The console and CLI are fine for a one-off, but the durable fix is in your IaC so the setting survives the next deploy.

Terraform:

resource "aws_lambda_function" "my_function" {
  function_name = "my-function"
  role          = aws_iam_role.lambda_exec.arn
  handler       = "index.handler"
  runtime       = "nodejs20.x"

  tracing_config {
    mode = "Active"
  }
}

resource "aws_iam_role_policy_attachment" "xray" {
  role       = aws_iam_role.lambda_exec.name
  policy_arn = "arn:aws:iam::aws:policy/AWSXRayDaemonWriteAccess"
}

AWS SAM:

Resources:
  MyFunction:
    Type: AWS::Serverless::Function
    Properties:
      Handler: index.handler
      Runtime: nodejs20.x
      Tracing: Active
      Policies:
        - AWSXRayDaemonWriteAccess

Tip: In SAM you can set Tracing: Active once under Globals and it applies to every function in the template, so you never have to remember it per function.

Step 4: Instrument your code (optional but worth it)

Active tracing alone gives you the function-level segment and AWS SDK call subsegments automatically. To trace custom logic and downstream HTTP calls, wrap your clients with the X-Ray SDK or, better, use the AWS Distro for OpenTelemetry (ADOT) Lambda layer.

const AWSXRay = require('aws-xray-sdk-core');
const AWS = AWSXRay.captureAWS(require('aws-sdk'));

// Every DynamoDB, S3, SQS call now shows up as a subsegment
const dynamo = new AWS.DynamoDB.DocumentClient();

How to prevent it from happening again

Fixing one function is easy. Keeping every new function compliant is the real work. Push the control as far left as you can.

Catch it in CI with policy-as-code

If you deploy with Terraform, a Checkov scan in your pipeline will fail any plan that ships a function without active tracing. Checkov ships this rule out of the box (CKV_AWS_50):

checkov -d . --check CKV_AWS_50

For a custom OPA/Conftest gate, you can write a rule against the Terraform plan JSON:

package main

deny[msg] {
  resource := input.resource_changes[_]
  resource.type == "aws_lambda_function"
  resource.change.after.tracing_config[_].mode != "Active"
  msg := sprintf("Lambda %s must enable Active X-Ray tracing", [resource.address])
}

Enforce it organization-wide

For accounts where you cannot review every pipeline, a scheduled Lensix scan plus an EventBridge rule that auto-remediates new functions closes the gap. Use Lensix to continuously surface lambda_notracing findings across all regions and accounts so a function created by hand in the console does not slip past your IaC controls.

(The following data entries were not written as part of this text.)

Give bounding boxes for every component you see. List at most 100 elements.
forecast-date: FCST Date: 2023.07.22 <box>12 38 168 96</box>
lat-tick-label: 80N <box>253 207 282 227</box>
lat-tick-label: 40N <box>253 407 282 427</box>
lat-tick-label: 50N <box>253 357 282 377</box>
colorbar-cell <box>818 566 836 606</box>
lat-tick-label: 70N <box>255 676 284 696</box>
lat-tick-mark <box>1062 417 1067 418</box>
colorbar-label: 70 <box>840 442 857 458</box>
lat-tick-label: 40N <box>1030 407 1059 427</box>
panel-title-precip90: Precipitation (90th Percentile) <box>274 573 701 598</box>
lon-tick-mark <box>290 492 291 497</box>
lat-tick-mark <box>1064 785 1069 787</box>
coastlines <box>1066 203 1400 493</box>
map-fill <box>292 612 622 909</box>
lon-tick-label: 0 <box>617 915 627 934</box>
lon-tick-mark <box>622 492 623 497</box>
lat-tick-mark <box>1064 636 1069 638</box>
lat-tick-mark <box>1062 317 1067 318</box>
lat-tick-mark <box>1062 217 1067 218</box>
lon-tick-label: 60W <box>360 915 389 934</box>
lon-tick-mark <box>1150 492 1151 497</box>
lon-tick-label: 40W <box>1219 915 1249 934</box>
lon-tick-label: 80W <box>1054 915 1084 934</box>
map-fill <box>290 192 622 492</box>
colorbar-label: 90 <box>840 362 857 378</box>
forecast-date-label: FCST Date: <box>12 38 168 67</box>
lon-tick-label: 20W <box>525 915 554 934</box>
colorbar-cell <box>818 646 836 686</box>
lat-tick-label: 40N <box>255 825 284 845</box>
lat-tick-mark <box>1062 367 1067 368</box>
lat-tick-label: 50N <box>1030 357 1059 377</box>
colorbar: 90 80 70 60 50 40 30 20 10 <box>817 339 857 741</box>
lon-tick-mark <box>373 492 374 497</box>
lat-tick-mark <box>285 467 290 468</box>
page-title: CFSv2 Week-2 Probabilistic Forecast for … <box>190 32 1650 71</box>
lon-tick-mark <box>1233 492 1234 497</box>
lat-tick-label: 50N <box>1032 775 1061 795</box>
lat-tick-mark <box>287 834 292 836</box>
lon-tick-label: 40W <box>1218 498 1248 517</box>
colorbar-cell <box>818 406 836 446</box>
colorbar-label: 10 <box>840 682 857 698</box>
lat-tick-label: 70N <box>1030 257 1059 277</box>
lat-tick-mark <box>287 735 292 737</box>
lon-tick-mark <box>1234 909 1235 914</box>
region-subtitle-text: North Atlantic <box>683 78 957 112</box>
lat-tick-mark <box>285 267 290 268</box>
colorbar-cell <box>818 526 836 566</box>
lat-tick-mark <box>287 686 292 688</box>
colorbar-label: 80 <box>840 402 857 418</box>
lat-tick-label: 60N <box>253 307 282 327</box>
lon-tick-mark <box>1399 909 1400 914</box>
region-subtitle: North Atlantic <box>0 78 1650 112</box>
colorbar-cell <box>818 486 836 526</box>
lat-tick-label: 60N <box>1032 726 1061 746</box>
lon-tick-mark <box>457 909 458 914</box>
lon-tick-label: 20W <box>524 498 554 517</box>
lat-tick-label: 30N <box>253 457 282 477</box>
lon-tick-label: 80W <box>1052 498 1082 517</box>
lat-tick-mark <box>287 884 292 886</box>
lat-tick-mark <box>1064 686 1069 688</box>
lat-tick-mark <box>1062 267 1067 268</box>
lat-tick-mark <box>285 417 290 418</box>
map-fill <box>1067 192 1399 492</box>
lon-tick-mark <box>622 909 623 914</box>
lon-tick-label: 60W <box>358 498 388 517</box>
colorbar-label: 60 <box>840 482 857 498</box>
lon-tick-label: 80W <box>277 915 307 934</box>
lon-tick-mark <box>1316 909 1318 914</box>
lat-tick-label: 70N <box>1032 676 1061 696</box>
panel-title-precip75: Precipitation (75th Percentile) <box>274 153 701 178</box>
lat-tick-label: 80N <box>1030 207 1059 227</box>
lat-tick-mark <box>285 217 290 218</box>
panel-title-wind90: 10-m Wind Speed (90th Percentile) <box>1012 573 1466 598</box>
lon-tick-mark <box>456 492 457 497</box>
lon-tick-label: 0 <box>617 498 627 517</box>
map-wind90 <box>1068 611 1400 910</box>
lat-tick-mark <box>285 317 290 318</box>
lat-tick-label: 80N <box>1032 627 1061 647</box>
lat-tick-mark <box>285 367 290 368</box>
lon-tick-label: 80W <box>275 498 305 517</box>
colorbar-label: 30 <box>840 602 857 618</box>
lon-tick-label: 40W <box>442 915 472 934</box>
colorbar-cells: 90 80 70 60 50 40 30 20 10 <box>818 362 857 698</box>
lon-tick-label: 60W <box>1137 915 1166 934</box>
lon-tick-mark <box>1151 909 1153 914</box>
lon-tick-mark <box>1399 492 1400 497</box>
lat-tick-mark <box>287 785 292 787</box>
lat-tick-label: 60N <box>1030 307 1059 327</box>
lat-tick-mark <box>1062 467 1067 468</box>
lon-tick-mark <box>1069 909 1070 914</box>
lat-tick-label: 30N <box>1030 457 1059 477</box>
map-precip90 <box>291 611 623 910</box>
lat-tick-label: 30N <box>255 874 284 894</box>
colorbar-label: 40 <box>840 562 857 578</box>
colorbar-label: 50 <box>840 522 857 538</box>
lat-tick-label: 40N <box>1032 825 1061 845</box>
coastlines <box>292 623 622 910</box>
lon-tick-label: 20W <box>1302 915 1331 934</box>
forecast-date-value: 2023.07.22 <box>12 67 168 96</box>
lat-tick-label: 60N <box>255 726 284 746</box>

Tip: Make active tracing part of your shared Lambda module or Serverless Framework template. When the default is correct, nobody has to remember to opt in, and the check stops appearing in your findings.


Best practices

  • Trace your critical paths, sample the rest. Use X-Ray sampling rules to record every error and a percentage of healthy traffic. This keeps cost predictable while still capturing the failures you care about.
  • Prefer ADOT over the raw X-Ray SDK for new work. OpenTelemetry gives you a vendor-neutral instrumentation layer, so you are not locked in if you later add Datadog, Grafana Tempo, or another backend.
  • Trace the full request, not just Lambda. Enable tracing on API Gateway and propagate trace headers through SQS and SNS so your service map is complete end to end.
  • Add annotations for the things you search on. Tag traces with customer IDs, request types, or feature flags so you can filter the X-Ray console to the exact slice of traffic during an incident.
  • Set retention and alerting on trace data. Pair X-Ray with CloudWatch alarms on latency and error rate so tracing is your investigation tool, not your detection tool.

Active tracing is one of the cheapest observability wins in a serverless stack. It is a single configuration flag plus one IAM permission, and the payoff is the difference between reading a service map during an incident and guessing in the dark. Enable it everywhere, enforce it in CI, and let Lensix flag the functions that slip through.